Lo vemos últimamente a diario. Violencia creciente. Agresiones que nacen de la intolerancia. Conflictos que se resuelven a bofetadas. Algaradas callejeras. Ahora es la respuesta violenta por parte de hordas de adolescentes contra la policía que intenta impedir los botellones. Sorprende y preocupa ese nivel de violencia. Las imágenes muestran un comportamiento tribal, agresivo, con un punto de jubiloso. Uno no puede dudar de que para esa chavalería hay algo de festivo en todo ese movimiento. En el botellón, y en el botellazo posterior. Y uno se pregunta: ¿cómo parar esto? Entonces se te ocurren solo dos caminos. Uno es bastante contundente. Esto se para a la fuerza, es decir, usando más fuerza que la de los agresores, reaccionando con contundencia, y castigando con severidad. ¿Quién no ha oído –o ha dicho– aquello de «esto se solucionaba con un par de bofetadas»? (con distintos niveles de virulencia en el castigo, pero al ver algunas escenas, es verdad que ganas no faltan).

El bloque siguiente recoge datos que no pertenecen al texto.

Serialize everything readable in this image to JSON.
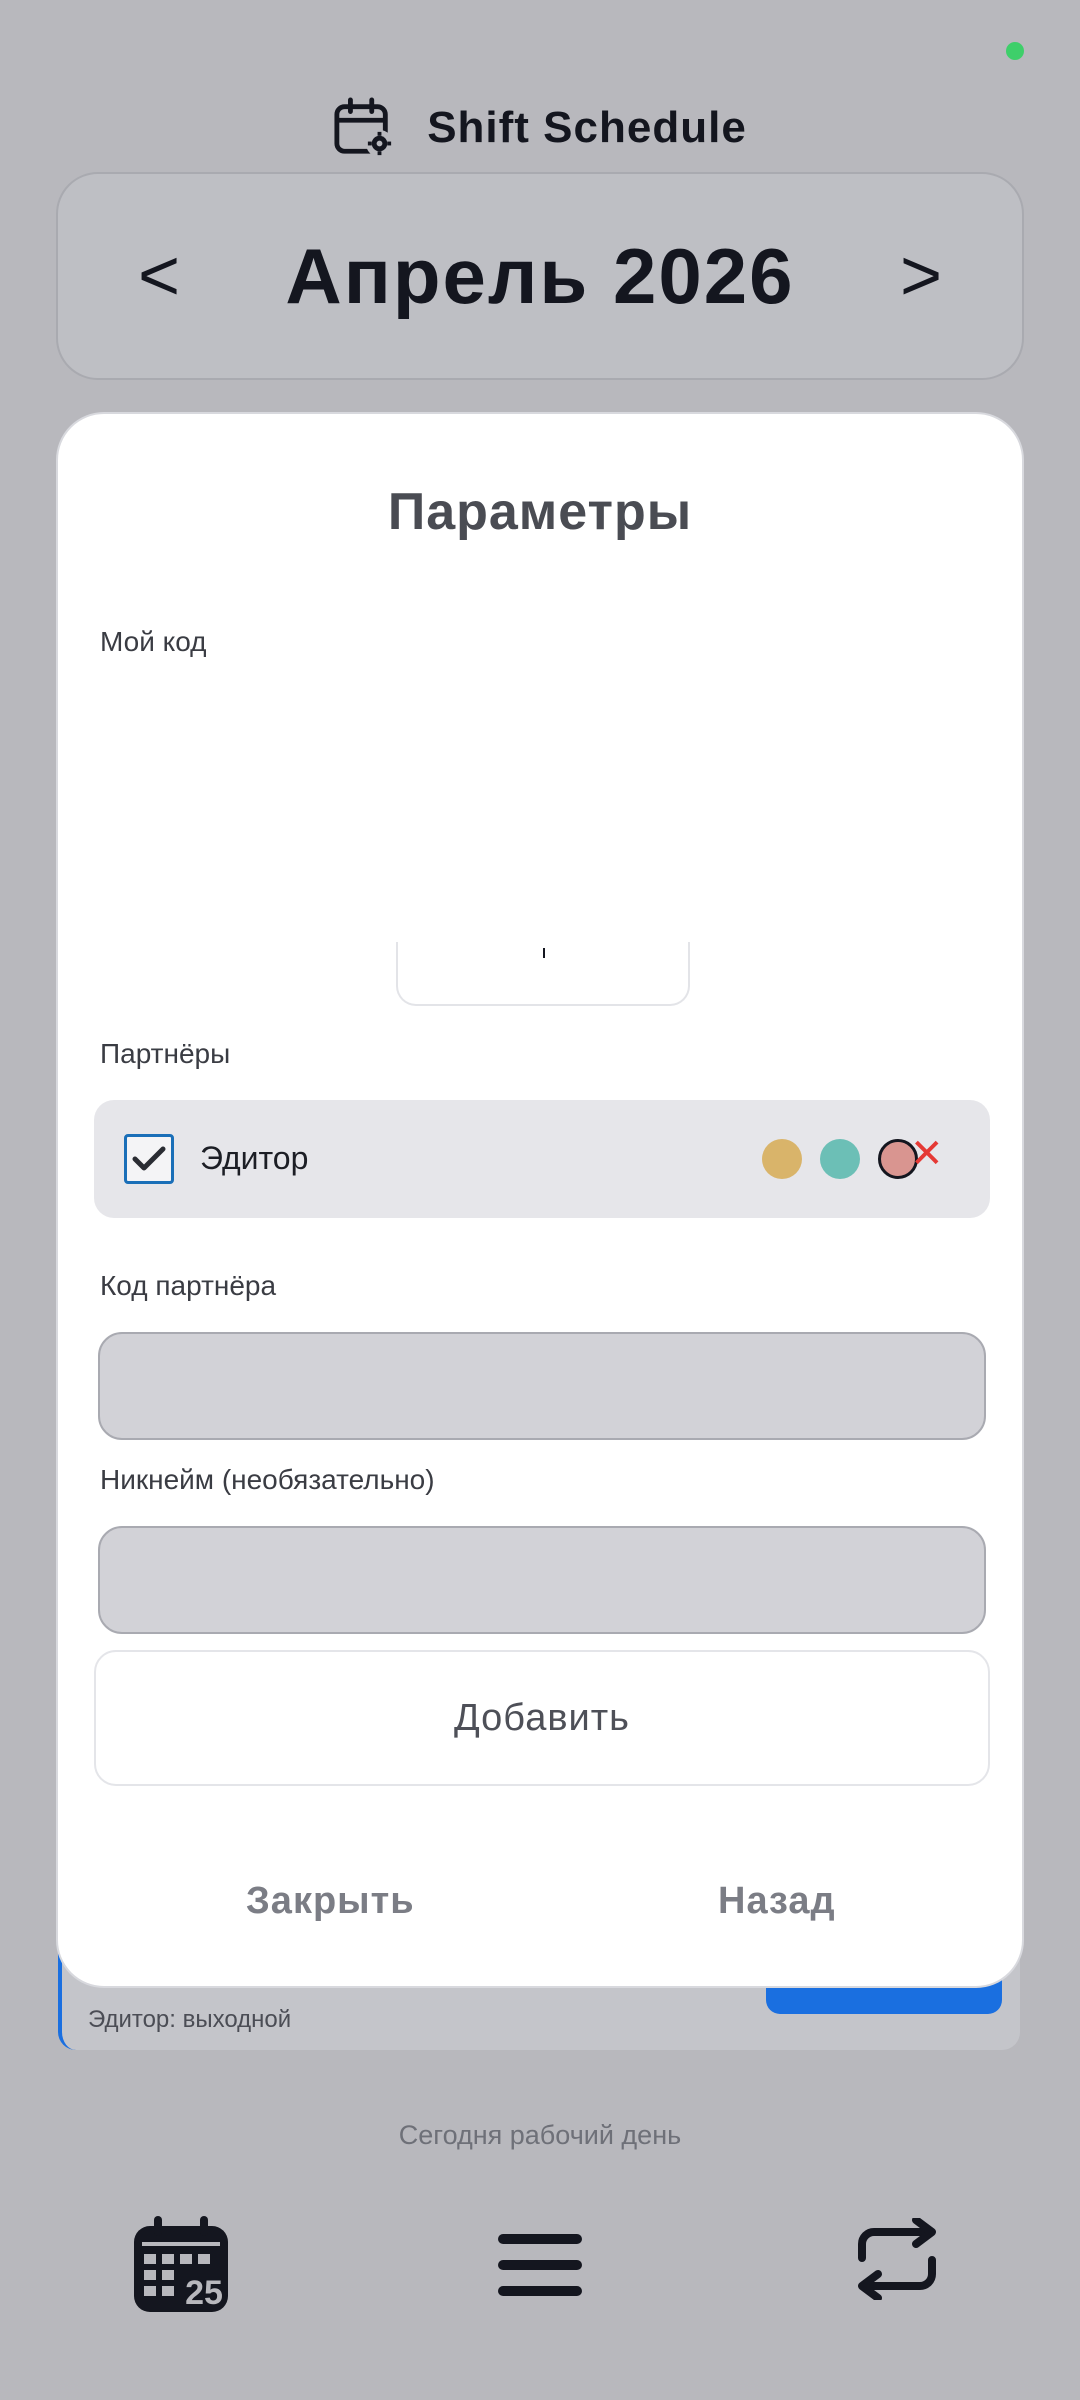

El otro camino es el de la educación. Entendedme, no es pensar que con unas pocas palabras bonitas y unos murales sobre valores los energúmenos se vayan a convertir en cordiales sembradores de paz. La educación lleva tiempo. Y exigencia. Y límites. También incluye el castigo, y el premio –es decir, la asunción de responsabilidades–. La educación conjuga derechos, sí, pero en paralelo con deberes. Y no nace de decirle al niño primero y al joven después que es la medida de todas las cosas.

Personalmente, no me convence el camino de la violencia. Creo más en la educación como forma de socializar. Pero me temo que en nuestra sociedad la educación irá fallando cuanto más se ningunee a los docentes y se absolutice un individualismo que solo piensa en no disgustar en ningún momento a los alumnos. Lo que no es posible es pretender que en la sociedad no tengan cabida ni la represión ni la exigencia en la educación, y además pretender que haya orden. Porque entonces lo único que tendremos son hedonistas, convencidos de que sus derechos lo son todo, y caprichosos incapaces de aceptar un no.